Bonjour is a discovery service designed for flat Wi-Fi networks, which are typical for homes but not for corporate sites, according to Robert Fenstermacher, director of product marketing for Aruba, of Sunnyvale, Calif. AirGroup is intended to make this class of protocols "enterprise-friendly," he says.

Aruba isn't only company attacking this problem. Rival Aerohive recently enabled its "controller-less" access points to act as Bonjour gateways, as our Nearpoints blogger Craig Mathias explains. He notes that Bonjour and similar discovery protocols run at Layer 2 and are therefore not routable. "Only one AP is required, although the cooperative nature of Aerohive's architecture means that all users need to do is specify what Bonjour services should be mapped, and the underlying software does the rest," Mathias writes.

These are multicast protocols, and devices using them, such as iPhones, and iPads, "are always looking for peers," says Chuck Lukaszewski, Aruba's senior director of professional services, and head of the company's elite Aruba Customer Engineering (ACE) group. iPads, for example, may be looking for printers running Apple's AirPrint, or for an Apple TV to display screens on a conference room flat-panel TV.

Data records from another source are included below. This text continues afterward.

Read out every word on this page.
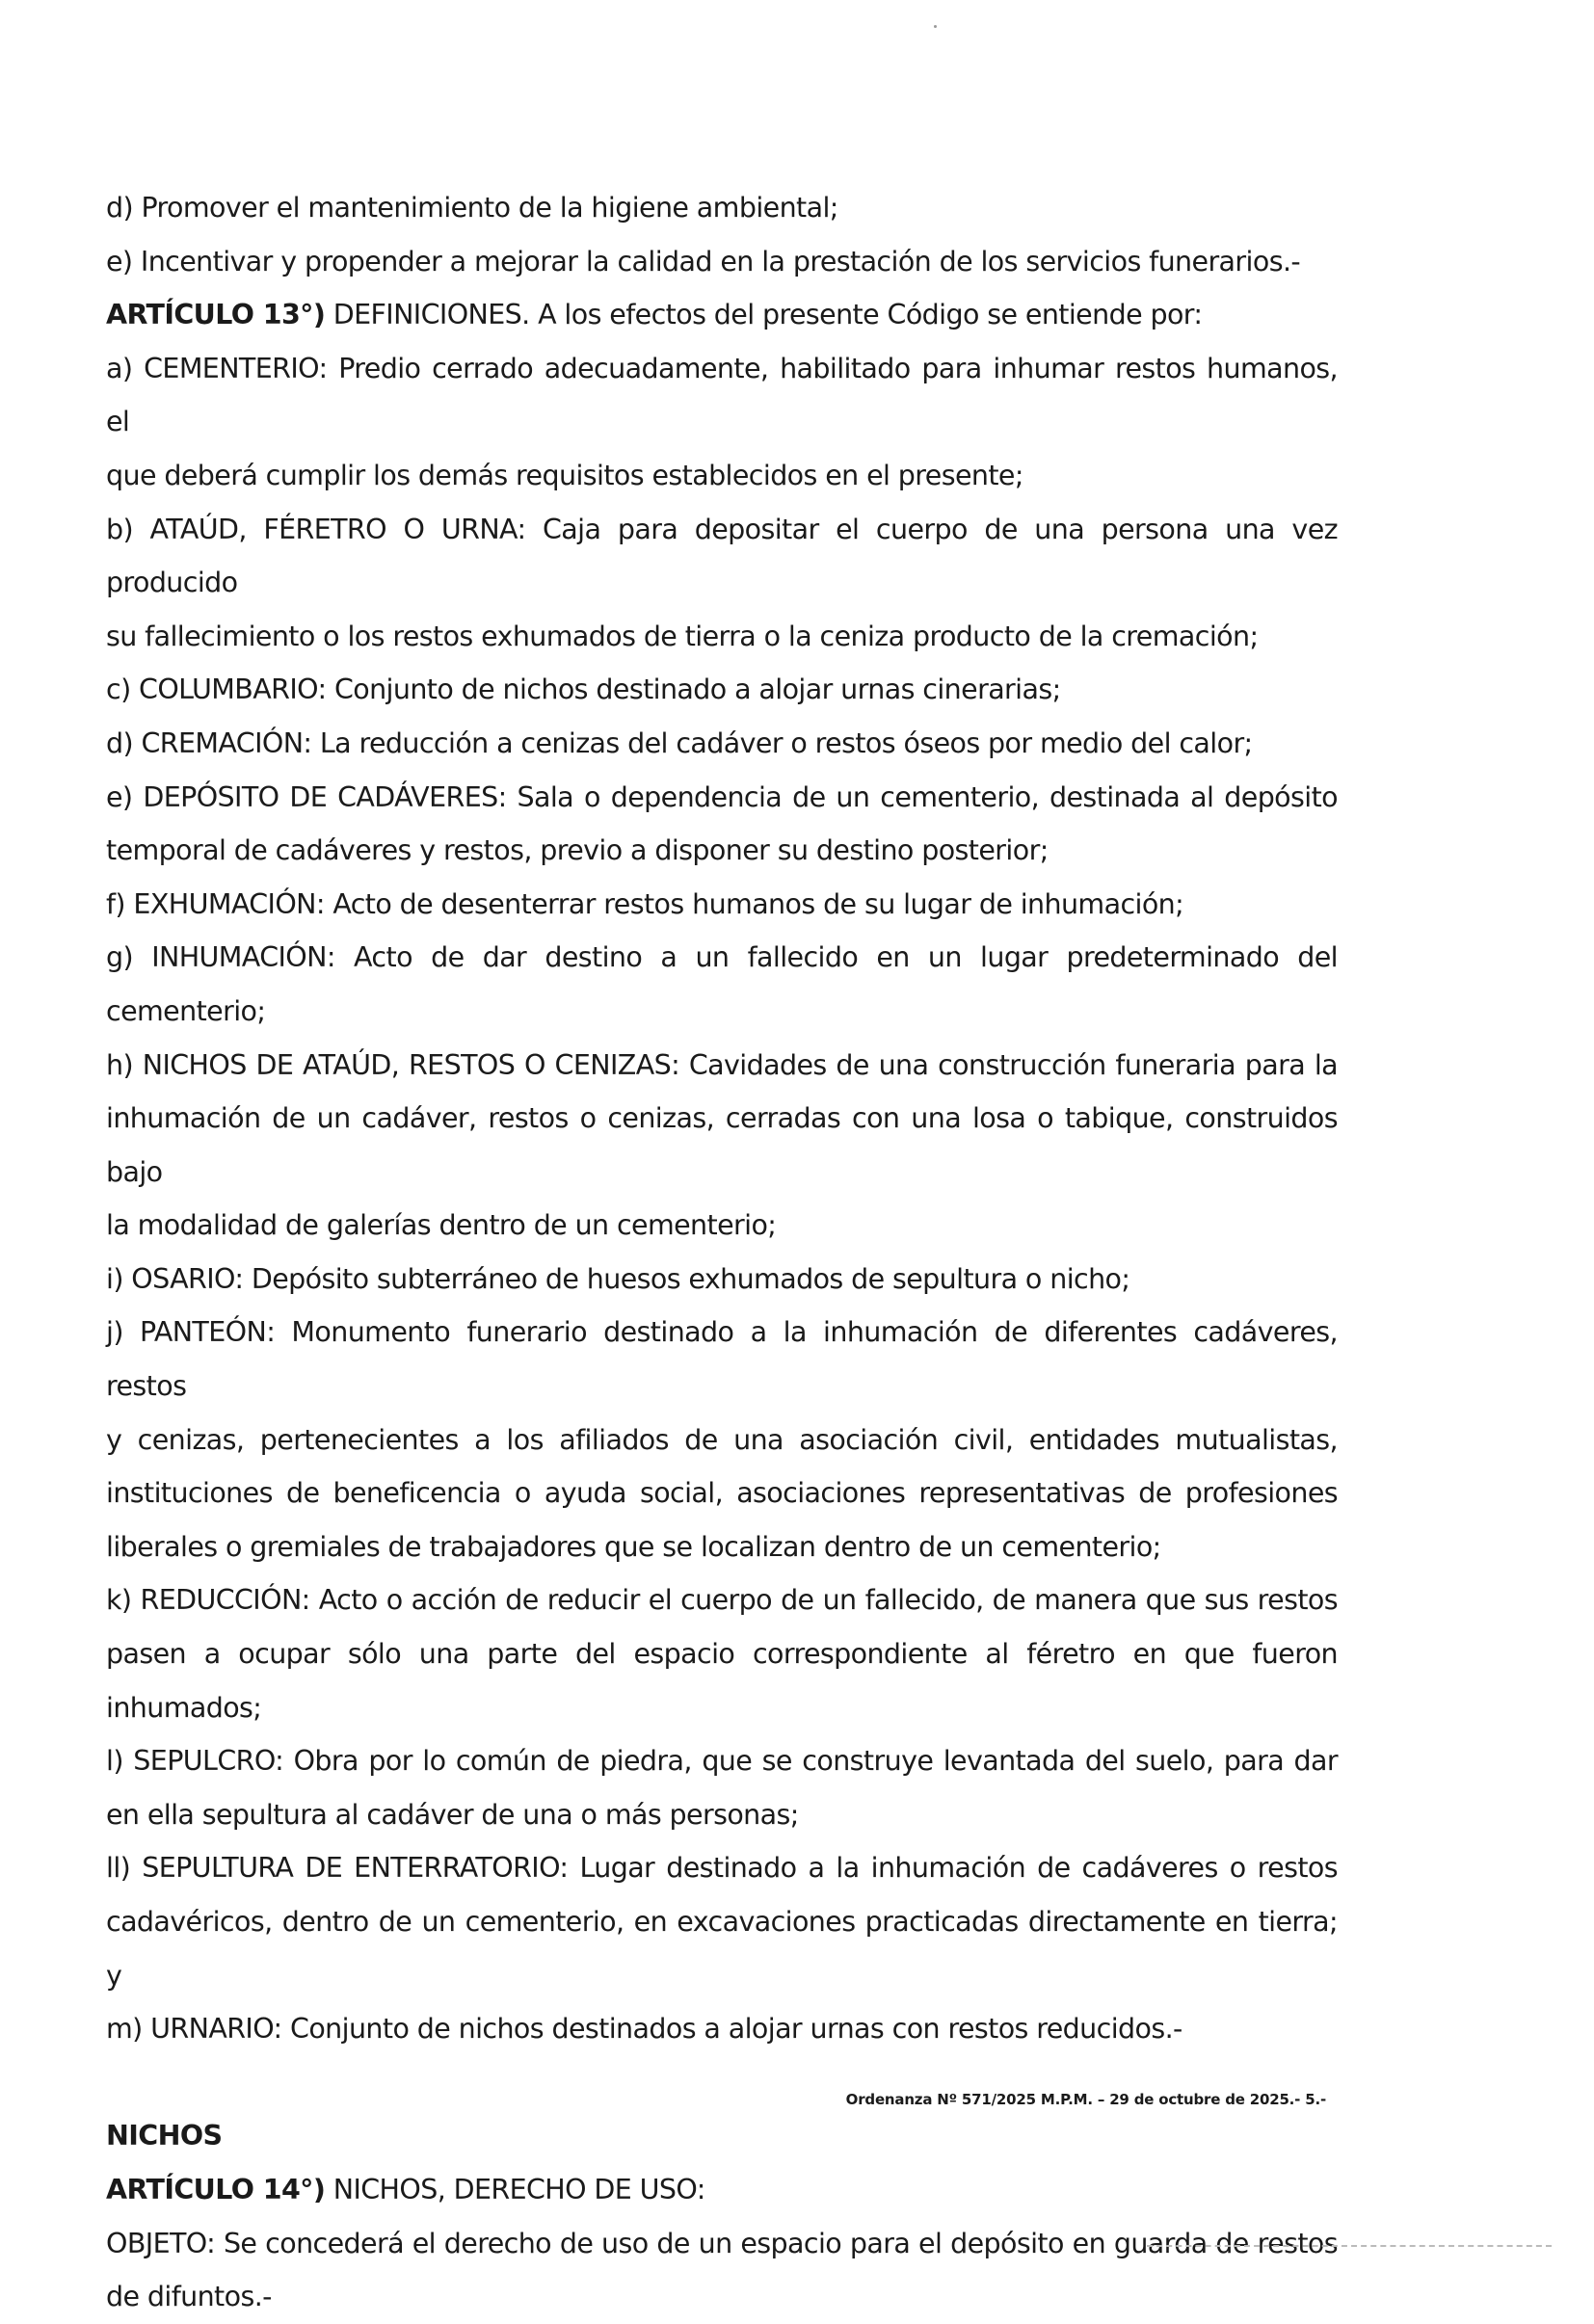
d) Promover el mantenimiento de la higiene ambiental;
e) Incentivar y propender a mejorar la calidad en la prestación de los servicios funerarios.-
ARTÍCULO 13°) DEFINICIONES. A los efectos del presente Código se entiende por:
a) CEMENTERIO: Predio cerrado adecuadamente, habilitado para inhumar restos humanos, el
que deberá cumplir los demás requisitos establecidos en el presente;
b) ATAÚD, FÉRETRO O URNA: Caja para depositar el cuerpo de una persona una vez producido
su fallecimiento o los restos exhumados de tierra o la ceniza producto de la cremación;
c) COLUMBARIO: Conjunto de nichos destinado a alojar urnas cinerarias;
d) CREMACIÓN: La reducción a cenizas del cadáver o restos óseos por medio del calor;
e) DEPÓSITO DE CADÁVERES: Sala o dependencia de un cementerio, destinada al depósito
temporal de cadáveres y restos, previo a disponer su destino posterior;
f) EXHUMACIÓN: Acto de desenterrar restos humanos de su lugar de inhumación;
g) INHUMACIÓN: Acto de dar destino a un fallecido en un lugar predeterminado del
cementerio;
h) NICHOS DE ATAÚD, RESTOS O CENIZAS: Cavidades de una construcción funeraria para la
inhumación de un cadáver, restos o cenizas, cerradas con una losa o tabique, construidos bajo
la modalidad de galerías dentro de un cementerio;
i) OSARIO: Depósito subterráneo de huesos exhumados de sepultura o nicho;
j) PANTEÓN: Monumento funerario destinado a la inhumación de diferentes cadáveres, restos
y cenizas, pertenecientes a los afiliados de una asociación civil, entidades mutualistas,
instituciones de beneficencia o ayuda social, asociaciones representativas de profesiones
liberales o gremiales de trabajadores que se localizan dentro de un cementerio;
k) REDUCCIÓN: Acto o acción de reducir el cuerpo de un fallecido, de manera que sus restos
pasen a ocupar sólo una parte del espacio correspondiente al féretro en que fueron
inhumados;
l) SEPULCRO: Obra por lo común de piedra, que se construye levantada del suelo, para dar
en ella sepultura al cadáver de una o más personas;
ll) SEPULTURA DE ENTERRATORIO: Lugar destinado a la inhumación de cadáveres o restos
cadavéricos, dentro de un cementerio, en excavaciones practicadas directamente en tierra; y
m) URNARIO: Conjunto de nichos destinados a alojar urnas con restos reducidos.-
NICHOS
ARTÍCULO 14°) NICHOS, DERECHO DE USO:
OBJETO: Se concederá el derecho de uso de un espacio para el depósito en guarda de restos
de difuntos.-
Ordenanza Nº 571/2025 M.P.M. – 29 de octubre de 2025.- 5.-
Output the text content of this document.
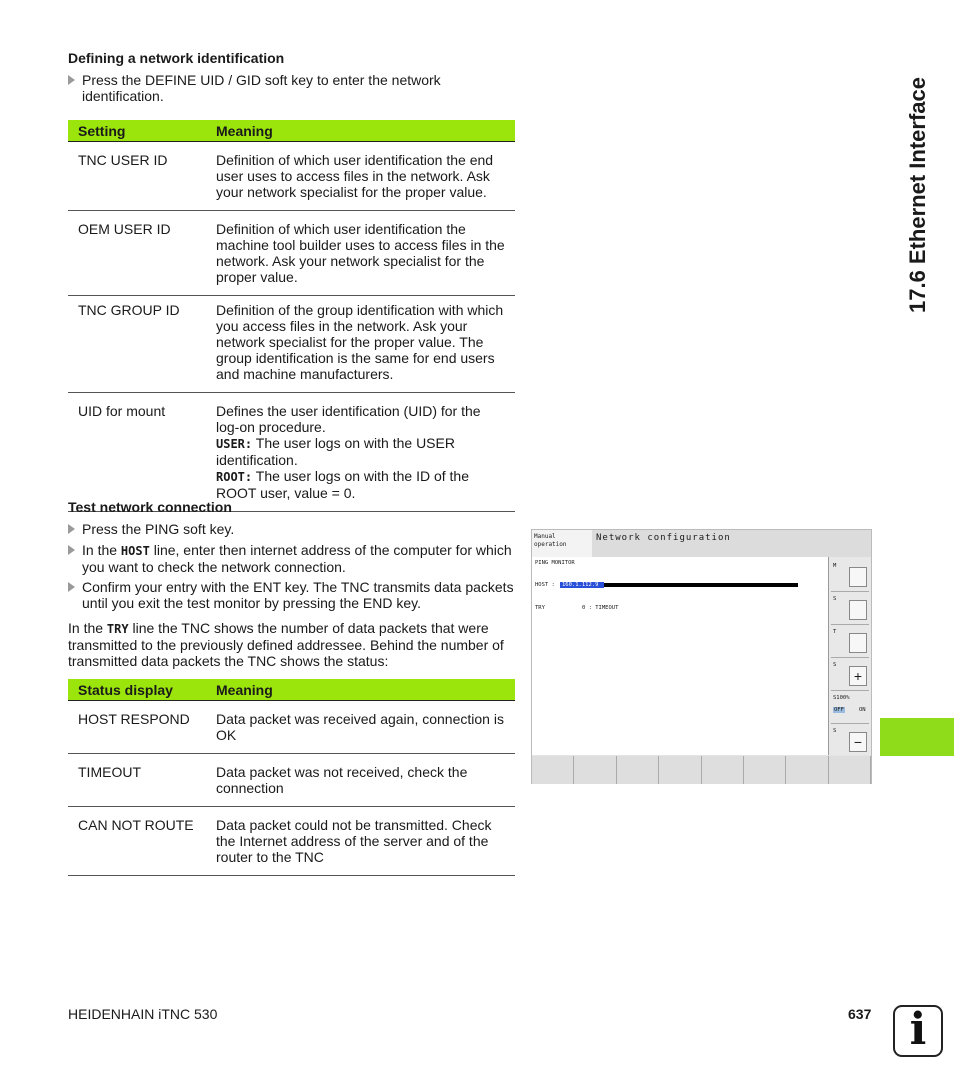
Defining a network identification
Press the DEFINE UID / GID soft key to enter the network identification.
Setting	Meaning
TNC USER ID	Definition of which user identification the end user uses to access files in the network. Ask your network specialist for the proper value.
OEM USER ID	Definition of which user identification the machine tool builder uses to access files in the network. Ask your network specialist for the proper value.
TNC GROUP ID	Definition of the group identification with which you access files in the network. Ask your network specialist for the proper value. The group identification is the same for end users and machine manufacturers.
UID for mount	Defines the user identification (UID) for the log-on procedure.
USER: The user logs on with the USER identification.
ROOT: The user logs on with the ID of the ROOT user, value = 0.
Test network connection
Press the PING soft key.
In the HOST line, enter then internet address of the computer for which you want to check the network connection.
Confirm your entry with the ENT key. The TNC transmits data packets until you exit the test monitor by pressing the END key.
In the TRY line the TNC shows the number of data packets that were transmitted to the previously defined addressee. Behind the number of transmitted data packets the TNC shows the status:
Status display	Meaning
HOST RESPOND	Data packet was received again, connection is OK
TIMEOUT	Data packet was not received, check the connection
CAN NOT ROUTE	Data packet could not be transmitted. Check the Internet address of the server and of the router to the TNC
Manual
operation
Network configuration
PING MONITOR
HOST : 160.1.112.9
TRY	0 : TIMEOUT
M
S
T
S
+
S100%
OFF	ON
S
−
17.6 Ethernet Interface
HEIDENHAIN iTNC 530	637 i
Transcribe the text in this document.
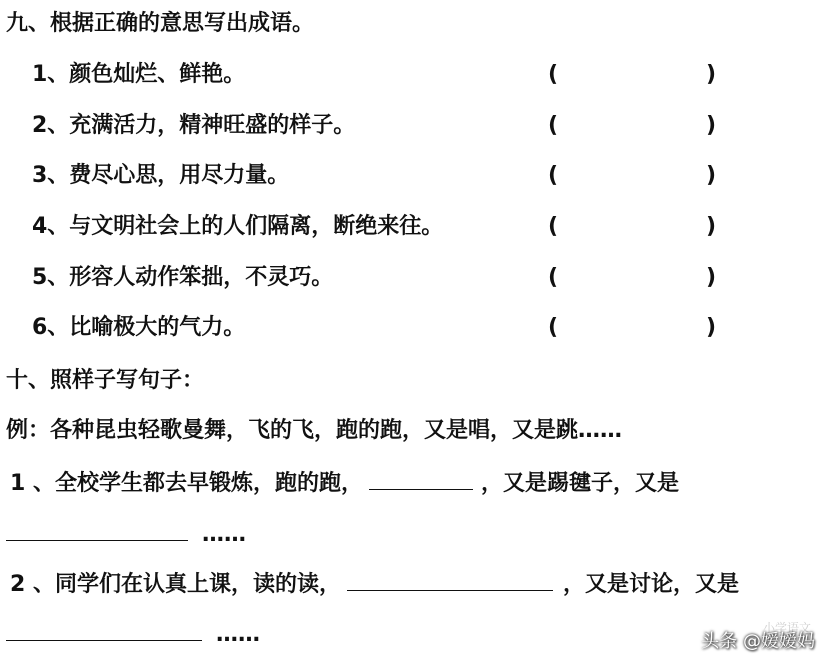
九、根据正确的意思写出成语。
1、颜色灿烂、鲜艳。	(	)
2、充满活力，精神旺盛的样子。	(	)
3、费尽心思，用尽力量。	(	)
4、与文明社会上的人们隔离，断绝来往。	(	)
5、形容人动作笨拙，不灵巧。	(	)
6、比喻极大的气力。	(	)
十、照样子写句子：
例：各种昆虫轻歌曼舞，飞的飞，跑的跑，又是唱，又是跳……
1 、全校学生都去早锻炼，跑的跑，	，又是踢毽子，又是
……
2 、同学们在认真上课，读的读，	，又是讨论，又是
……	小学语文
头条 @嫒嫒妈
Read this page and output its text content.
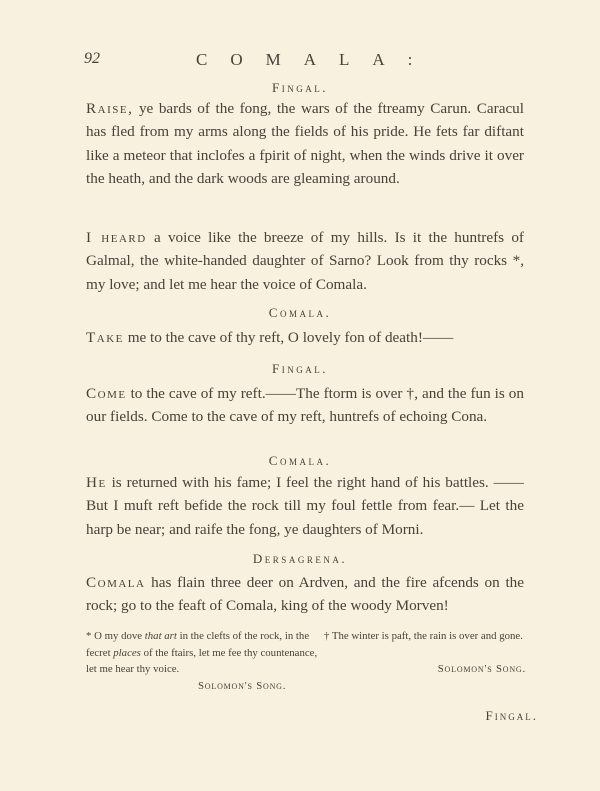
92	COMALA:
Fingal.
Raise, ye bards of the fong, the wars of the ftreamy Carun. Caracul has fled from my arms along the fields of his pride. He fets far diftant like a meteor that inclofes a fpirit of night, when the winds drive it over the heath, and the dark woods are gleaming around.
I heard a voice like the breeze of my hills. Is it the huntrefs of Galmal, the white-handed daughter of Sarno? Look from thy rocks *, my love; and let me hear the voice of Comala.
Comala.
Take me to the cave of thy reft, O lovely fon of death!——
Fingal.
Come to the cave of my reft.——The ftorm is over †, and the fun is on our fields. Come to the cave of my reft, huntrefs of echoing Cona.
Comala.
He is returned with his fame; I feel the right hand of his battles. ——But I muft reft befide the rock till my foul fettle from fear.— Let the harp be near; and raife the fong, ye daughters of Morni.
Dersagrena.
Comala has flain three deer on Ardven, and the fire afcends on the rock; go to the feaft of Comala, king of the woody Morven!
* O my dove that art in the clefts of the rock, in the fecret places of the ftairs, let me fee thy countenance, let me hear thy voice.
Solomon's Song.
† The winter is paft, the rain is over and gone.
Solomon's Song.
Fingal.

There are two problems for the network, Lukaszewski says. First, these devices simply generate a lot of broadcast traffic, because the protocols are "chatty," and the traffic spills across the entire WLAN. Aruba says that some of its higher-education customers report that this broadcast traffic can reach 90% of their WLAN. Second, this traffic is transmitted at much slower rates than regular data traffic. "The volume [and speed] of this traffic ends up slowing down the whole network," he says. "It's like getting stuck behind a slow-moving car with no way to pass it."

Initially, Aruba deployment engineers would create and install a series of Access Control Lists on the Aruba controller's firewall, to filter out this traffic. But customers, especially colleges and universities, realized they wanted this traffic so that users with mobile devices could make use of the discovery protocols to connect to peripherals. What was needed was some way to manage it.